In the AI ​​landscape, this launch intensifies competition with OpenAI, as noted in the coverage. Users compare it to competitors in search integration but note its lack of UI compared to tools like Cursor. The post’s collaborative vision, “enhancing human creativity,” echoes Google’s ethos, but real adoption will depend on solving preview issues.
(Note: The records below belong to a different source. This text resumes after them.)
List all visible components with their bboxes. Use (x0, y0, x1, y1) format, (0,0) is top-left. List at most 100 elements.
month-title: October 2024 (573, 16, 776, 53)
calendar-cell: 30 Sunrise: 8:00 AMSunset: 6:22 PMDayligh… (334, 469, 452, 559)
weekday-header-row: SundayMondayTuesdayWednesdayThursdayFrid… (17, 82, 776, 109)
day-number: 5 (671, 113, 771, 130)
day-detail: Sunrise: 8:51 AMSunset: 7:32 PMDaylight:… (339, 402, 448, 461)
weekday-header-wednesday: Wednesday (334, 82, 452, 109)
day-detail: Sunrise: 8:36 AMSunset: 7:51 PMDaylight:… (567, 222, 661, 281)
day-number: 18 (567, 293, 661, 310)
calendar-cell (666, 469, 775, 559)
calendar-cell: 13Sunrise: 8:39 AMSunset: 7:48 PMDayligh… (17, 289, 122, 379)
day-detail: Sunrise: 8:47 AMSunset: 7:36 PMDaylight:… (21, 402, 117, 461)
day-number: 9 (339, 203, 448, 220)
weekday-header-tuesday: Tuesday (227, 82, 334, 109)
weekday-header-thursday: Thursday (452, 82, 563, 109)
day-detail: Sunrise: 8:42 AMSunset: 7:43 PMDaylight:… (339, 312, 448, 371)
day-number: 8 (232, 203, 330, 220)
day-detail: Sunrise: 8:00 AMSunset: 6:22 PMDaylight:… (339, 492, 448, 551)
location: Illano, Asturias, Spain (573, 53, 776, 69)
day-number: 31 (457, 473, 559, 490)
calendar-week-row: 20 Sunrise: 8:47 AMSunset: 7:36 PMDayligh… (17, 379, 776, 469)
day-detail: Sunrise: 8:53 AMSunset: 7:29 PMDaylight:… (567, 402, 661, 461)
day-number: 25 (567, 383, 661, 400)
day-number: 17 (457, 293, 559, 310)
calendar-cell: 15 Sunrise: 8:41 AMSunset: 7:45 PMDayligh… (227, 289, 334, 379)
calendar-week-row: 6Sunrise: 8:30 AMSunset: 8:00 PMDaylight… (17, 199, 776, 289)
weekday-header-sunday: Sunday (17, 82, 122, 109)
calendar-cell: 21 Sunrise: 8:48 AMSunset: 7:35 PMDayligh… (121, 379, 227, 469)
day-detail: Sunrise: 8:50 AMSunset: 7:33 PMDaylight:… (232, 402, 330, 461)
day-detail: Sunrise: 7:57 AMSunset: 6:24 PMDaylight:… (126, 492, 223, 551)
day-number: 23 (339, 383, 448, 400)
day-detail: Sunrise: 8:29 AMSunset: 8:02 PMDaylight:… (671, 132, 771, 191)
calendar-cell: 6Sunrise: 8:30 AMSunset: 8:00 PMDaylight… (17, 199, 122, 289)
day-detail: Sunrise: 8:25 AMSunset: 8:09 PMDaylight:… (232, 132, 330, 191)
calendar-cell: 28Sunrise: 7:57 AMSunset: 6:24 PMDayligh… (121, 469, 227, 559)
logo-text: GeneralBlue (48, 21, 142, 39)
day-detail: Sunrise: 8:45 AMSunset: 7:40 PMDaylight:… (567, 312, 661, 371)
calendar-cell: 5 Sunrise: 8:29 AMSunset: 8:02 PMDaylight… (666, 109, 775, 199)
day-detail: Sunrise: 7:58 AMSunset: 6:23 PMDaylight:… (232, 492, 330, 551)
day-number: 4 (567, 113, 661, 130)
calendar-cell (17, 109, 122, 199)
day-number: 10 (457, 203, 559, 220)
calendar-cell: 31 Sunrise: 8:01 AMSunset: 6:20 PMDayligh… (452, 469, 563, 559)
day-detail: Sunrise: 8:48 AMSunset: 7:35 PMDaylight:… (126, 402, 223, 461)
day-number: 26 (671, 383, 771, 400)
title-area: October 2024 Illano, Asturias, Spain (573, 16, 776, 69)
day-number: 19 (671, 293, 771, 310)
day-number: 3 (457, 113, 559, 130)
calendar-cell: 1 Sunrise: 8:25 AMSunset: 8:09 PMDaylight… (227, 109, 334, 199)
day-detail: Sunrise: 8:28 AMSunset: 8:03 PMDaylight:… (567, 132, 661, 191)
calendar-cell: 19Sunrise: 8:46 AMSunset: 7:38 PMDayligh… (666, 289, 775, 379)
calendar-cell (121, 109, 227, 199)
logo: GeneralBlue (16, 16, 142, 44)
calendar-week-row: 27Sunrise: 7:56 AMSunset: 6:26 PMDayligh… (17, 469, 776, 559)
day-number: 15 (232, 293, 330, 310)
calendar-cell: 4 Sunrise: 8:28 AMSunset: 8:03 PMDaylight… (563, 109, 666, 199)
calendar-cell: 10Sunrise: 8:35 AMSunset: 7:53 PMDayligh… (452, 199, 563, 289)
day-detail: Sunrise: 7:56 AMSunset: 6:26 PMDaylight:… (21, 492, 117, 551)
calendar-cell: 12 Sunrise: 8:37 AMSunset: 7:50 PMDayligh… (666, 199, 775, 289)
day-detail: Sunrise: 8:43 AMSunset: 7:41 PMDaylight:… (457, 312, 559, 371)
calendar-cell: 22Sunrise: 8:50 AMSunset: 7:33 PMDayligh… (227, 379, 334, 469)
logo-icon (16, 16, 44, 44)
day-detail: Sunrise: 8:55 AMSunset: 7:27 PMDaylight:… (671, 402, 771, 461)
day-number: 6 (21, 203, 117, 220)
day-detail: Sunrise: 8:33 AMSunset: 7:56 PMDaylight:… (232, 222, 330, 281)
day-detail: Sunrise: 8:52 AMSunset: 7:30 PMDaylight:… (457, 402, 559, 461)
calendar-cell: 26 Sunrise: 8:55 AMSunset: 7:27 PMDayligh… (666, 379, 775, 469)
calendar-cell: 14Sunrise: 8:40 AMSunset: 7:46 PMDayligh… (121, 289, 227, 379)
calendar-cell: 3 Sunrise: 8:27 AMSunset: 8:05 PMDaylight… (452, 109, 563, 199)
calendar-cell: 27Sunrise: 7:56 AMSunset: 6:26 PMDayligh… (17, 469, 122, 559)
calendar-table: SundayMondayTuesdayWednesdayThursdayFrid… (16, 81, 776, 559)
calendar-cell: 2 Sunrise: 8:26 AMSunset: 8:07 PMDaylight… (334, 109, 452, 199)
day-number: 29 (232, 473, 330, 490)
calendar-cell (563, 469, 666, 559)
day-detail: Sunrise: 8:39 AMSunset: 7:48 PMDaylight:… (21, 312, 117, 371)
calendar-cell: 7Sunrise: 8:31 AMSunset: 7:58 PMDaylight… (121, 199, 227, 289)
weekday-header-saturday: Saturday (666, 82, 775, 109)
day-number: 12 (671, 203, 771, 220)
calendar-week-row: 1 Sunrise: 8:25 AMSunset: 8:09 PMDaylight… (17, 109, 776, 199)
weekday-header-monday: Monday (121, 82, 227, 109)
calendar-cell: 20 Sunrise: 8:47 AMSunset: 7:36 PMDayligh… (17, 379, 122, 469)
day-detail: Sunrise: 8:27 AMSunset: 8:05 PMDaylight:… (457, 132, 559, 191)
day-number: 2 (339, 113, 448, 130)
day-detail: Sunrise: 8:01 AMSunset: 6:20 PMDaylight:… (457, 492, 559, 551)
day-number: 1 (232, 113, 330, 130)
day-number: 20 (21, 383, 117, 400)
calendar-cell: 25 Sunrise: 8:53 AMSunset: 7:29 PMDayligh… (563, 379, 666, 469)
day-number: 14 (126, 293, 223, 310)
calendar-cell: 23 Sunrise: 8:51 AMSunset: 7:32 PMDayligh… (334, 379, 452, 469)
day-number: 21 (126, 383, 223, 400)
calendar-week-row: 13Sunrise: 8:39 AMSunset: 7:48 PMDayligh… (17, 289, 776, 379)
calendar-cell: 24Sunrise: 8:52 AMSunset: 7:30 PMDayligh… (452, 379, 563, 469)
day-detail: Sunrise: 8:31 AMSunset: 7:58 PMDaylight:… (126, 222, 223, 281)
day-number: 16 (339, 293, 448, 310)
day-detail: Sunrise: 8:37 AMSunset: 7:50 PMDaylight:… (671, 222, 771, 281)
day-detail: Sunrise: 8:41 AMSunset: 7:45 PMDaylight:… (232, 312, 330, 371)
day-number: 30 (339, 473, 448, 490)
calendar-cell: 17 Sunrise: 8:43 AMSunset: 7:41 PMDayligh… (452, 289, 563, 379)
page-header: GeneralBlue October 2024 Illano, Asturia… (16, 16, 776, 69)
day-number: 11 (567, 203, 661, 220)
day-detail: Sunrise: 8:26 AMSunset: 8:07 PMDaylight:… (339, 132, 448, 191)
AIME 2025: Gemini 3 Pro Score – 95.0% (no tools), 100.0% (with code) ; Comparison – top clade 4.5 (93.5%), GPT-5.1 (94.2%); Category – Mathematics
Arch-Ag-2: Gemini 3 Pro Score – 31.1% (no tools), 45.1% (with tools); Comparison – Gemini 2.5 improves (28.5%), trails GPT-5.1 Pro (32.0% No Tools). Category – Visual Reasoning
GPQA Diamond: Gemini 3 Pro Score – 91.9% ; Comparison – GPT -5.1 (89.4 %), more leads than Claud 4.5 (90.2 %) ; Category – Scientific knowledge
Humanity’s final test: Gemini 3 Pro Score – 37.5% (no tools) ; Comparable – Like Cloud 4.5 (37.2%), Gemini 2.5 outperforms Pro (32.1%). Category – Reasoning and Knowledge
LiveCodebench Pro: Gemini 3 Pro Score – ELO 2,439 ; Comparable – over GPT -5.1 (2,410), slightly below Claud 4.5 (2,450); Category – Competitive Coding
Mmmu-Pro: Gemini 3 Pro Score – 81.0% ; Comparable – Same as Clad 4.5 (80.5%), higher than Gemini 2.5 Pro (78.3%). Category – Multimodal Understanding
MRCRV2 (long context): Gemini 3 Pro Score – 77.0% (128K), 26.3% (1M); Comparable – Vast improvement over previous models’ long context handling; Category – maintaining context
SWE Bench Certification: Gemini 3 Pro Score – 76.2% (single attempt); Comparison – Better than Gemini 2.5 (72.1%), GPT leads -5.1 (74.8%). Category – Agent Coding
This list, drawn from official DeepMind data, illustrates how the Gemini 3 Pro sets new standards by showcasing balanced competition. Overall, the blog post effectively captures the excitement of the release serving as an accessible entry point for the non-expert, though readers should refer to primary sources for accuracy.